I have an agent who first learns normally, and then starts to degrade. What could be the reason? Scripts give Reward 1 when obs: [*,*,2] and ray close to target. Reward -0.001 when obs: [2,*,*] Reward -0.01 when obs: [*,*,{1 or 2}] and ray dist long away And -1 when dead Comand use: > mlagents-learn D:/Unity/ml-agents-0.15.0/config/trainer_config.yaml --run-id=GirlApple_6 --train yaml WomenBraine: batch_size: 128 buffer_size: 2048 memory_size: 256 hidden_units: 512 beta: 1.0e-2 sequence_length: 16 init_entcoef: 0.01 time_horizon: 128 tau: 0.01 max_steps: 3000000 Other parameters on screenshots
Hey there, we'll forward this over to the team to check out. Which version of Python and C# are you using?
HI @crazywolfcub, Could you expand on your reward functions a bit? I'm not sure what the syntax of your statement means. Could you also expand a bit more on your action space?
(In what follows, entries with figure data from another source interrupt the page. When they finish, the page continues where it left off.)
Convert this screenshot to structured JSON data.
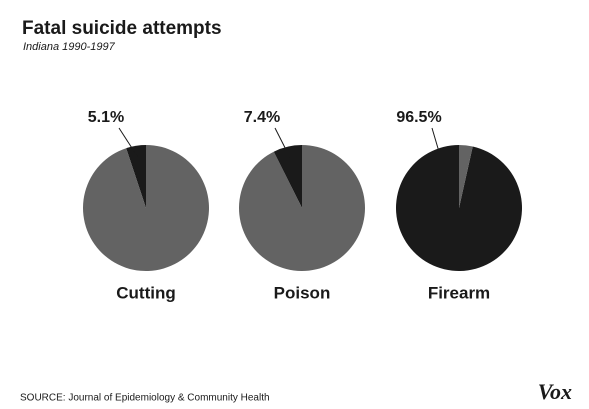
{
  "title": "Fatal suicide attempts",
  "subtitle": "Indiana 1990-1997",
  "source": "SOURCE: Journal of Epidemiology & Community Health",
  "logo": "Vox",
  "chart_data": [
    {
      "type": "pie",
      "title": "Cutting",
      "values": [
        5.1,
        94.9
      ],
      "value_labels": [
        "5.1%",
        null
      ],
      "colors": [
        "#1a1a1a",
        "#636363"
      ]
    },
    {
      "type": "pie",
      "title": "Poison",
      "values": [
        7.4,
        92.6
      ],
      "value_labels": [
        "7.4%",
        null
      ],
      "colors": [
        "#1a1a1a",
        "#636363"
      ]
    },
    {
      "type": "pie",
      "title": "Firearm",
      "values": [
        96.5,
        3.5
      ],
      "value_labels": [
        "96.5%",
        null
      ],
      "colors": [
        "#1a1a1a",
        "#636363"
      ]
    }
  ]
}
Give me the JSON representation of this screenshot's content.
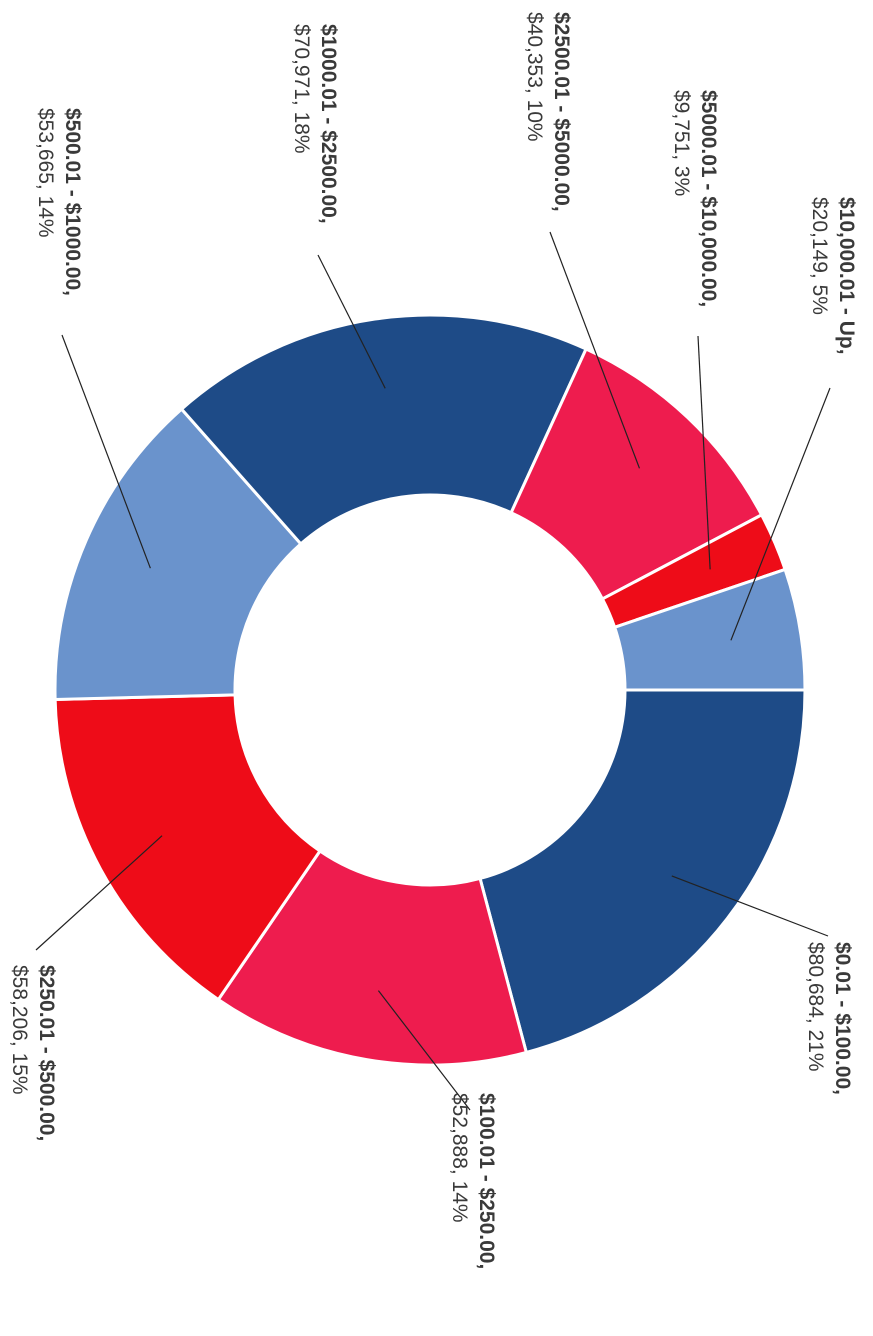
{
  "chart_data": {
    "type": "pie",
    "variant": "donut",
    "orientation": "rotated 90 degrees clockwise",
    "title": "",
    "slices": [
      {
        "label": "$0.01 - $100.00,",
        "value": 80684,
        "value_text": "$80,684, 21%",
        "percent": 21,
        "color": "#1e4b87"
      },
      {
        "label": "$100.01 - $250.00,",
        "value": 52888,
        "value_text": "$52,888, 14%",
        "percent": 14,
        "color": "#ee1c4e"
      },
      {
        "label": "$250.01 - $500.00,",
        "value": 58206,
        "value_text": "$58,206, 15%",
        "percent": 15,
        "color": "#ee0c18"
      },
      {
        "label": "$500.01 - $1000.00,",
        "value": 53665,
        "value_text": "$53,665, 14%",
        "percent": 14,
        "color": "#6a93cc"
      },
      {
        "label": "$1000.01 - $2500.00,",
        "value": 70971,
        "value_text": "$70,971, 18%",
        "percent": 18,
        "color": "#1e4b87"
      },
      {
        "label": "$2500.01 - $5000.00,",
        "value": 40353,
        "value_text": "$40,353, 10%",
        "percent": 10,
        "color": "#ee1c4e"
      },
      {
        "label": "$5000.01 - $10,000.00,",
        "value": 9751,
        "value_text": "$9,751, 3%",
        "percent": 3,
        "color": "#ee0c18"
      },
      {
        "label": "$10,000.01 - Up,",
        "value": 20149,
        "value_text": "$20,149, 5%",
        "percent": 5,
        "color": "#6a93cc"
      }
    ]
  }
}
Version information: ml-agents: 0.15.0, ml-agents-envs: 0.15.0, Communicator API: 0.15.0, TensorFlow: 2.0.1 I have already changed the settings for rewards, actions and sensors, so I can not say. But while it seems to work and study well. If there are still such problems, I will describe in more detail. I have to experiment with the settings, since many parameters are not clear to me.